Sermon after sermon, Bible reading after reading, stories about Jesus all talked of the light. It was everyday reality to me.
I had a harsh surprise when the day came to tell my father that I wanted to go to Mettray to study for the priesthood, with the priest teachers, not the regular high school at Assisi. It was a harsh surprise the way my father was so mean and angry about it. He began fussing at me, and telling my mother to shut up because she didn’t know anything and I was absolutely not going to go to that damn priest factory! He talked angrily about the lying priests and the “damned” church until I cried; finally, he went out to his study, and Mother comforted me.
I got scared for my daddy: he was so angry I thought he was getting sick. I didn’t know it was, partly, an act to test me, to make sure I made this decision and was going to stick with it. I was used to him testing me to make sure I was not being a bad kid, someone who said one thing and did another. But his anger was real, and I began to fear him more. I went to bed many nights that summer not knowing what I’d say or do the next day. During the dark of night, I’d see him standing in the door of my room, watching me like a shadow of a man, a ghost; I was afraid he would come to my bed, tear off the covers, and yell at me. He came to the door every night and stood there, a black figure in the darkness. I never knew why he stood there staring at me for long times during the dark night.
Nothing violent or angry happened again after he cooled off. He came around. He negotiated tuition with the officials at Mettray, in his angry way, he told them that, by golly, they could take his son away from him but they couldn’t make him pay them for it. If I was going to be a priest and work for the church, then damn them, they should pay my tuition for me. He must have hit on a nerve, because I found out through Father Terry secretly that my tuition was one-half the regular tuition.

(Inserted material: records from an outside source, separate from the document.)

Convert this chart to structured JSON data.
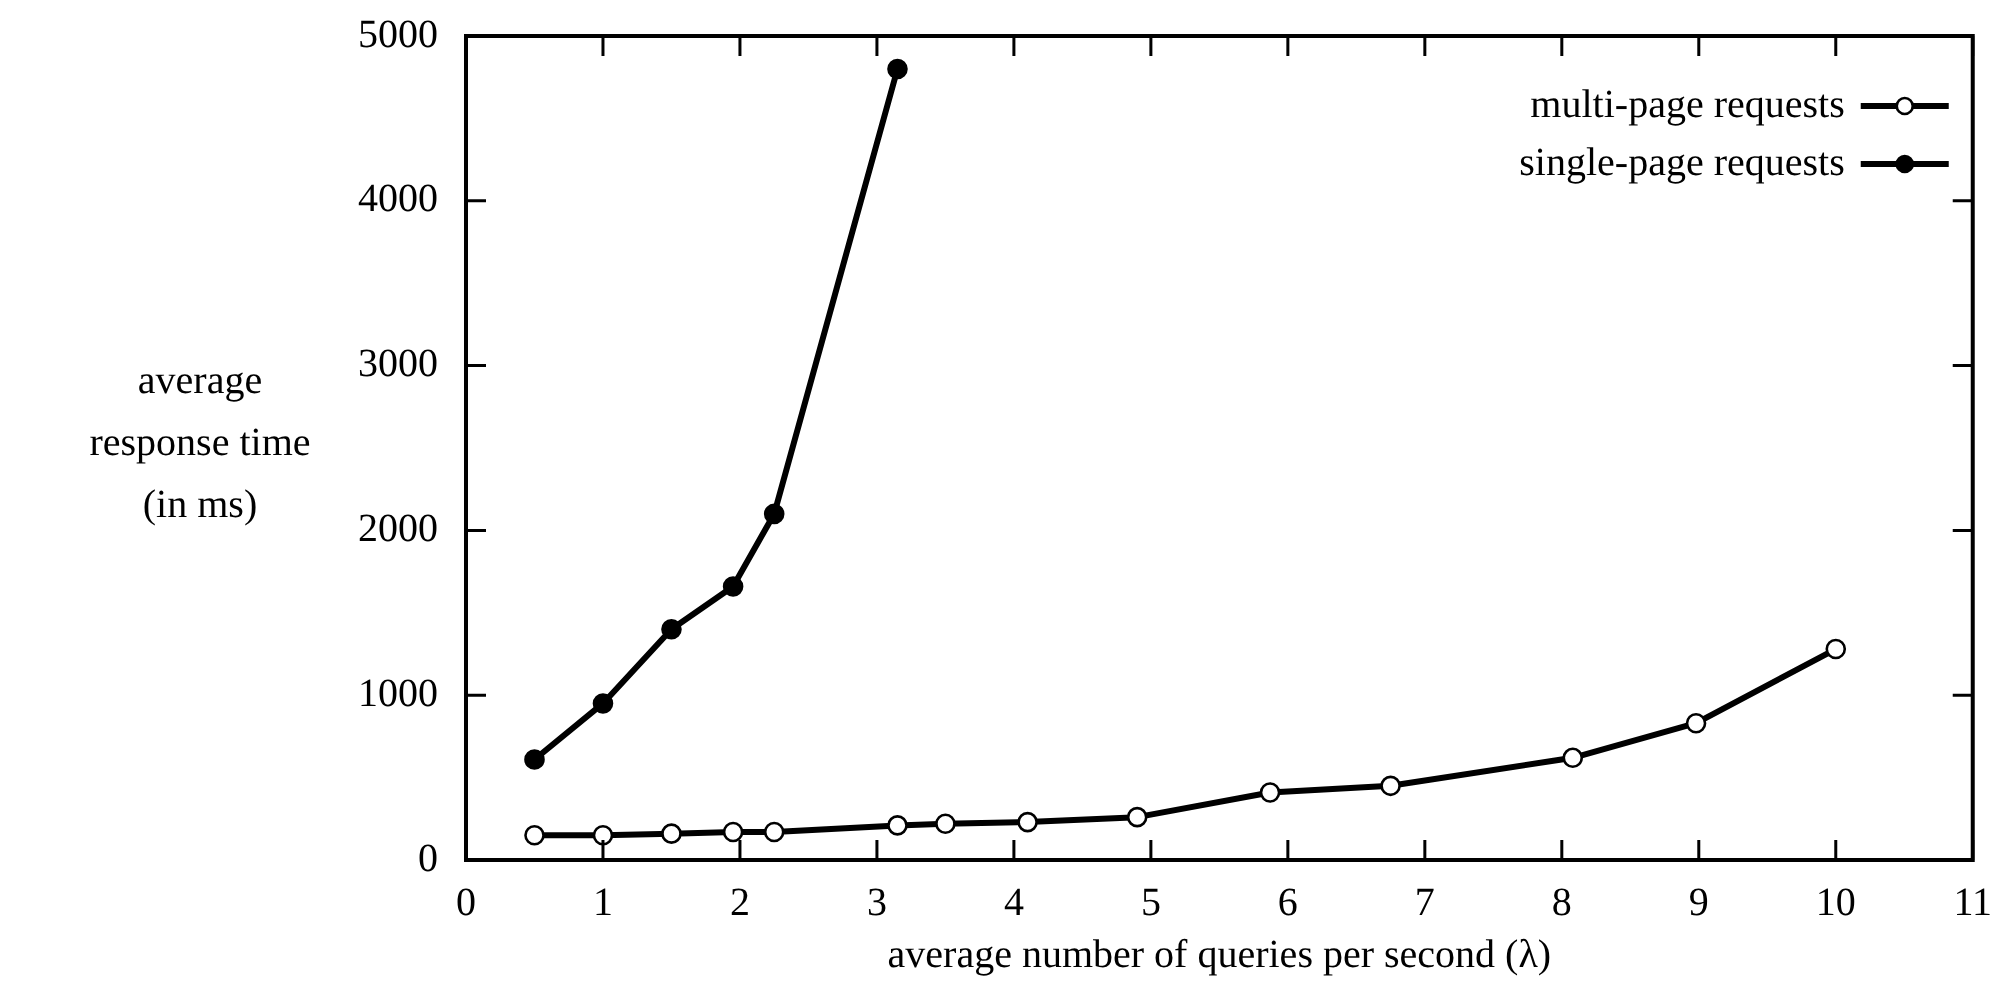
{
  "chart_data": {
    "type": "line",
    "xlabel": "average number of queries per second (λ)",
    "ylabel": "average\nresponse time\n(in ms)",
    "xlim": [
      0,
      11
    ],
    "xticks": [
      0,
      1,
      2,
      3,
      4,
      5,
      6,
      7,
      8,
      9,
      10,
      11
    ],
    "ylim": [
      0,
      5000
    ],
    "yticks": [
      0,
      1000,
      2000,
      3000,
      4000,
      5000
    ],
    "grid": false,
    "legend": "top right",
    "line_style": "solid",
    "series": [
      {
        "name": "multi-page requests",
        "color": "#000000",
        "marker": "open-circle",
        "x": [
          0.5,
          1,
          1.5,
          1.95,
          2.25,
          3.15,
          3.5,
          4.1,
          4.9,
          5.87,
          6.75,
          8.08,
          8.98,
          10
        ],
        "values": [
          150,
          150,
          160,
          170,
          170,
          210,
          220,
          230,
          260,
          410,
          450,
          620,
          830,
          1280
        ]
      },
      {
        "name": "single-page requests",
        "color": "#000000",
        "marker": "circle",
        "x": [
          0.5,
          1,
          1.5,
          1.95,
          2.25,
          3.15
        ],
        "values": [
          610,
          950,
          1400,
          1660,
          2100,
          4800
        ]
      }
    ]
  }
}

I thought this was a shameful thing and tried to hide any knowledge of this fact from my peers.
When he agreed, to my surprise, he began to have tears form in his eyes. He said, “Son, I will agree to you going to Mettray, but I want you to promise me you will be a good priest, never ever doing any wrong, and always remembering your mother and I love you and it is a great sacrifice for us to give you up like this in your youth.”
God! I cried too. Mother, and then the baby cried. That stopped us all, and Mother had to tend to him. Daddy and I hugged. I think it was the only time he ever hugged me except when we were headed for church in the Mercury.